Again, I repeat, you must enable Secure Boot after installing Linux Mint on your Acer Aspire Switch 10.

This is temporary. You will do this so that you can register your Linux Mint’s Extensible System Interface (.efi) so that it can boot into it. What is this file is too much jargon for you and I; in our case we need our installation’s appropriate .efi file so that it boots.

Here are the steps:

  1. After installing Linux Mint, restart the device. But upon restart, enter the boot menu.
  2. Go to the setting where you disabled Secure Boot (which you most likely had to disable to enable to boot to USB). Enable this.
  3. Go to the setting where you had to set a Supervisor password. Set it up.
  4. Enabling Secure Boot and setting up a Supervisor password would open a setting in the Acer Aspire Switch boot menu that will allow you to register your new .efi file (“SELECT AN UEFI FILE AS TRUSTED FOR EXECUTING” under 3. Security). This is originally disabled. If this setting is still disabled when you’ve set your password or re-enabled Secure boot, you may have to restart your device again and go into the Boot Menu, which should give you a password prompt. Secure Boot must be enabled, and SELECT AN UEFI FILE AS TRUSTED FOR EXECUTING under 3. Security should already be open at this stage. Click that.
  5. Clicking the UEFI file selection should show you your newly installed partitions that have .efi files in it. Click through it, and click the boot files that you think should be trusted. There might be multiple .efi files, and you may have to make them all trusted. Tutorials usually tell you to register grubx64.efi as a trusted file, but after trusting all those .efi files, fbx64.efi was the boot file that allowed me to boot to Linux Mint.
  6. By the way, registering the file as trusted is tricky. When you click the file, a prompt menu will open, and an empty textbox will show with a button below. YOU MUST TYPE THE FILENAME WITH EXTENSION OF THE FILE ON THIS TEXTBOX THAT JUST APPEARED to register it as trusted. I took way too long on this part.
  7. Navigate back to the Boot Tab on your boot menu. You can already disable Secure Boot at this point.
  8. Among the list of bootable devices, your approved .efi files (or at least the one your device accepts) should show. It is a matter of trial and error of rearranging the boot order of the .efi files to see which one, when booted first, will allow you to boot directly to Linux Mint. In my case, shimx64.efi, mmx64.efi and fbx64.efi were the only ones to be recognized on the boot menu, and fbx64.efi was the only one that made my installation work. (I did set them all the detected .efi to trusted by the way, even the ones that were detected but did not appear on this part).
  9. And once you figured out the .efi that boots directly to your Linux Mint, you may remove/unregister the other .efis from the boot order (the boot menu gives you option to remove your custom added .efi files in the boot order).

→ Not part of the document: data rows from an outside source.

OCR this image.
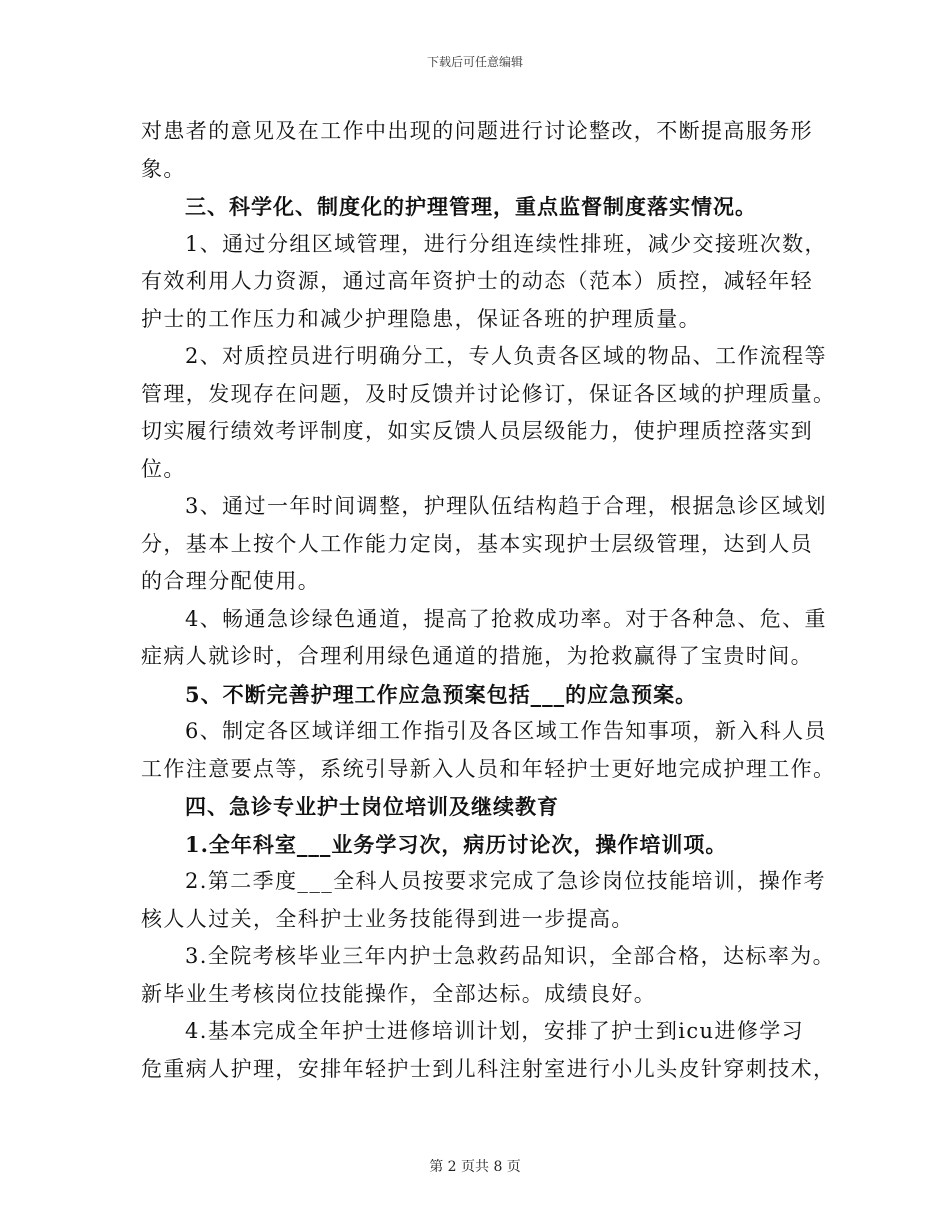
下载后可任意编辑
对患者的意见及在工作中出现的问题进行讨论整改，不断提高服务形
象。
三、科学化、制度化的护理管理，重点监督制度落实情况。
1、通过分组区域管理，进行分组连续性排班，减少交接班次数，
有效利用人力资源，通过高年资护士的动态（范本）质控，减轻年轻
护士的工作压力和减少护理隐患，保证各班的护理质量。
2、对质控员进行明确分工，专人负责各区域的物品、工作流程等
管理，发现存在问题，及时反馈并讨论修订，保证各区域的护理质量。
切实履行绩效考评制度，如实反馈人员层级能力，使护理质控落实到
位。
3、通过一年时间调整，护理队伍结构趋于合理，根据急诊区域划
分，基本上按个人工作能力定岗，基本实现护士层级管理，达到人员
的合理分配使用。
4、畅通急诊绿色通道，提高了抢救成功率。对于各种急、危、重
症病人就诊时，合理利用绿色通道的措施，为抢救赢得了宝贵时间。
5、不断完善护理工作应急预案包括___的应急预案。
6、制定各区域详细工作指引及各区域工作告知事项，新入科人员
工作注意要点等，系统引导新入人员和年轻护士更好地完成护理工作。
四、急诊专业护士岗位培训及继续教育
1.全年科室___业务学习次，病历讨论次，操作培训项。
2.第二季度___全科人员按要求完成了急诊岗位技能培训，操作考
核人人过关，全科护士业务技能得到进一步提高。
3.全院考核毕业三年内护士急救药品知识，全部合格，达标率为。
新毕业生考核岗位技能操作，全部达标。成绩良好。
4.基本完成全年护士进修培训计划，安排了护士到icu进修学习
危重病人护理，安排年轻护士到儿科注射室进行小儿头皮针穿刺技术，
第 2 页共 8 页
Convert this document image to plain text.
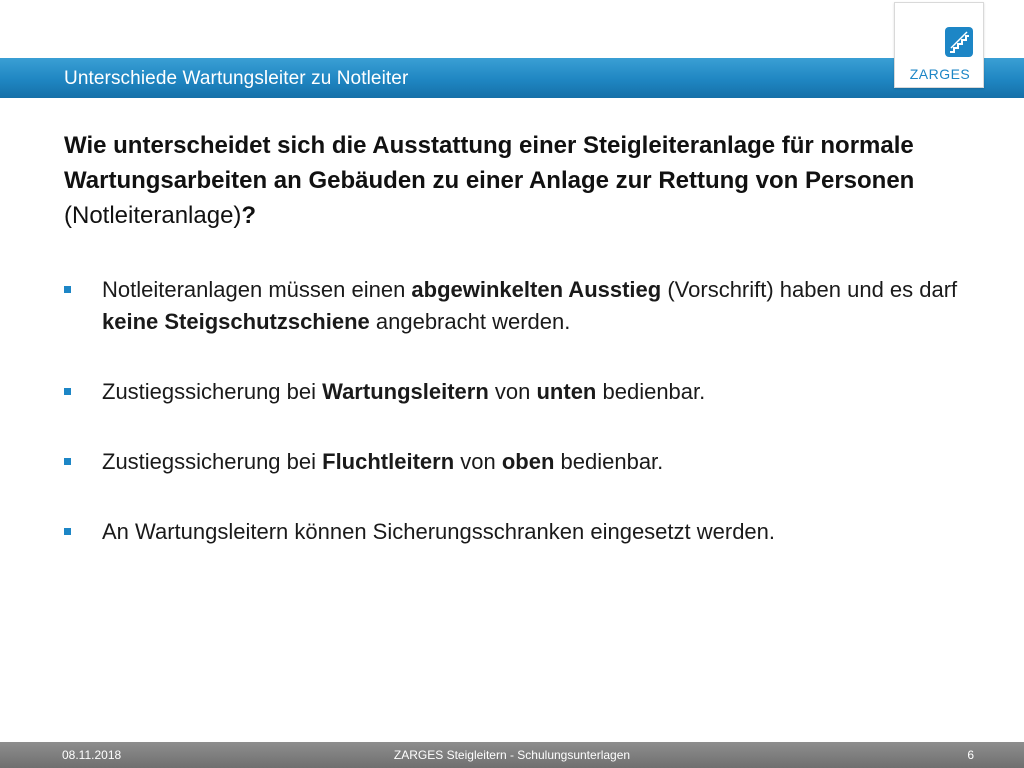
Unterschiede Wartungsleiter zu Notleiter	ZARGES
Wie unterscheidet sich die Ausstattung einer Steigleiteranlage für normale Wartungsarbeiten an Gebäuden zu einer Anlage zur Rettung von Personen (Notleiteranlage)?
Notleiteranlagen müssen einen abgewinkelten Ausstieg (Vorschrift) haben und es darf keine Steigschutzschiene angebracht werden.
Zustiegssicherung bei Wartungsleitern von unten bedienbar.
Zustiegssicherung bei Fluchtleitern von oben bedienbar.
An Wartungsleitern können Sicherungsschranken eingesetzt werden.
08.11.2018	ZARGES Steigleitern - Schulungsunterlagen	6
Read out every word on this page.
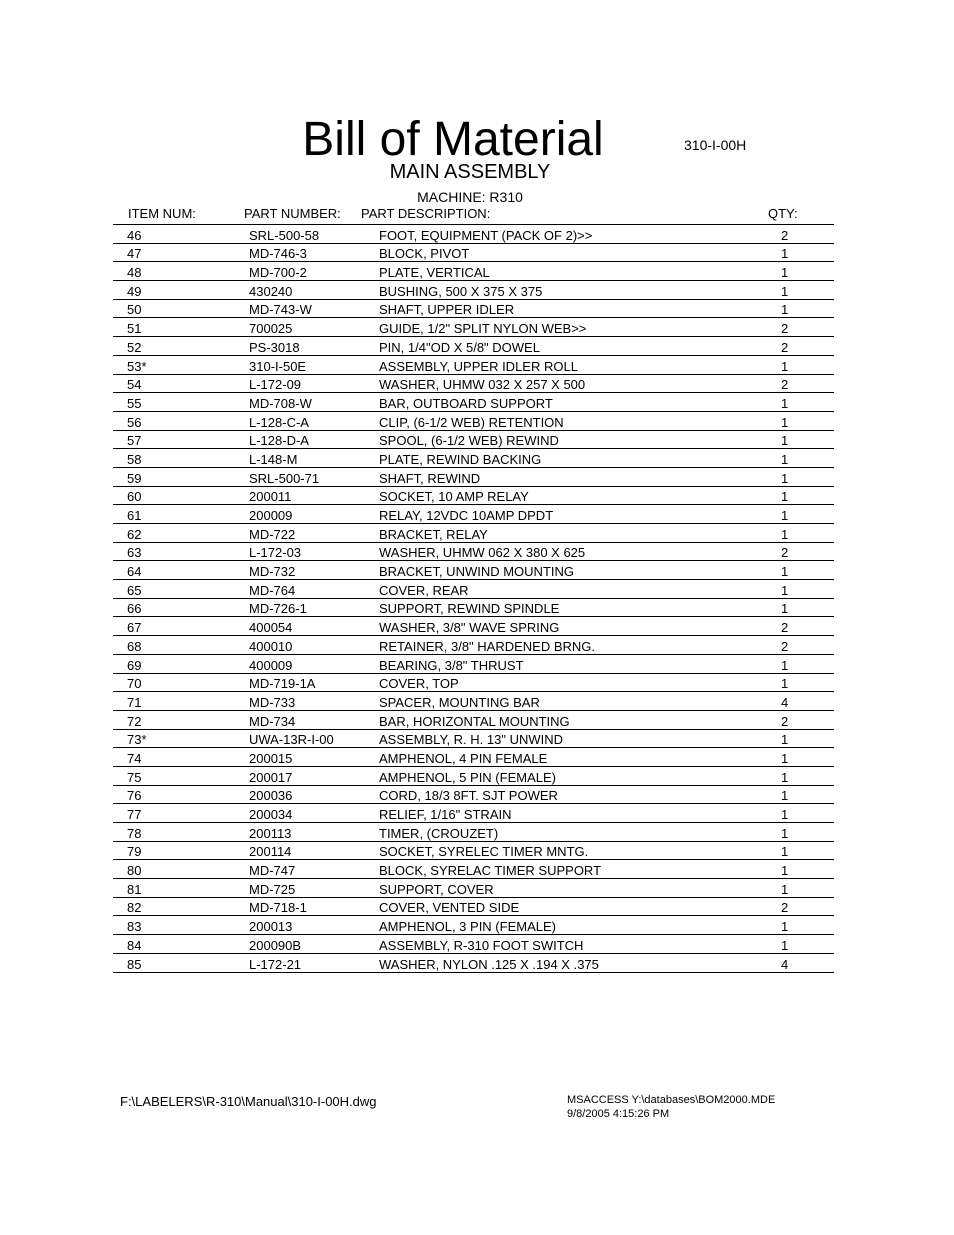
Bill of Material	310-I-00H
MAIN ASSEMBLY
MACHINE: R310
ITEM NUM:	PART NUMBER: PART DESCRIPTION:	QTY:
46	SRL-500-58	FOOT, EQUIPMENT (PACK OF 2)>>	2
47	MD-746-3	BLOCK, PIVOT	1
48	MD-700-2	PLATE, VERTICAL	1
49	430240	BUSHING, 500 X 375 X 375	1
50	MD-743-W	SHAFT, UPPER IDLER	1
51	700025	GUIDE, 1/2" SPLIT NYLON WEB>>	2
52	PS-3018	PIN, 1/4"OD X 5/8" DOWEL	2
53*	310-I-50E	ASSEMBLY, UPPER IDLER ROLL	1
54	L-172-09	WASHER, UHMW 032 X 257 X 500	2
55	MD-708-W	BAR, OUTBOARD SUPPORT	1
56	L-128-C-A	CLIP, (6-1/2 WEB) RETENTION	1
57	L-128-D-A	SPOOL, (6-1/2 WEB) REWIND	1
58	L-148-M	PLATE, REWIND BACKING	1
59	SRL-500-71	SHAFT, REWIND	1
60	200011	SOCKET, 10 AMP RELAY	1
61	200009	RELAY, 12VDC 10AMP DPDT	1
62	MD-722	BRACKET, RELAY	1
63	L-172-03	WASHER, UHMW 062 X 380 X 625	2
64	MD-732	BRACKET, UNWIND MOUNTING	1
65	MD-764	COVER, REAR	1
66	MD-726-1	SUPPORT, REWIND SPINDLE	1
67	400054	WASHER, 3/8" WAVE SPRING	2
68	400010	RETAINER, 3/8" HARDENED BRNG.	2
69	400009	BEARING, 3/8" THRUST	1
70	MD-719-1A	COVER, TOP	1
71	MD-733	SPACER, MOUNTING BAR	4
72	MD-734	BAR, HORIZONTAL MOUNTING	2
73*	UWA-13R-I-00	ASSEMBLY, R. H. 13" UNWIND	1
74	200015	AMPHENOL, 4 PIN FEMALE	1
75	200017	AMPHENOL, 5 PIN (FEMALE)	1
76	200036	CORD, 18/3 8FT. SJT POWER	1
77	200034	RELIEF, 1/16" STRAIN	1
78	200113	TIMER, (CROUZET)	1
79	200114	SOCKET, SYRELEC TIMER MNTG.	1
80	MD-747	BLOCK, SYRELAC TIMER SUPPORT	1
81	MD-725	SUPPORT, COVER	1
82	MD-718-1	COVER, VENTED SIDE	2
83	200013	AMPHENOL, 3 PIN (FEMALE)	1
84	200090B	ASSEMBLY, R-310 FOOT SWITCH	1
85	L-172-21	WASHER, NYLON .125 X .194 X .375	4
F:\LABELERS\R-310\Manual\310-I-00H.dwg	MSACCESS Y:\databases\BOM2000.MDE
9/8/2005 4:15:26 PM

And with that, I have salvaged a crappy 2–in-1 netbook from being bricked by Windows updates into a Linux Mint netbook. And yes it handles touch input reasonably well for a Linux distribution; the virtual touchpad just doesn’t pop up at the instance that touch typing is required. But it’s good enough for my docked typing needs. And hopefully this guide is good enough for those of you with barely-breathing Acer Aspire Switch devices broken down by Windows.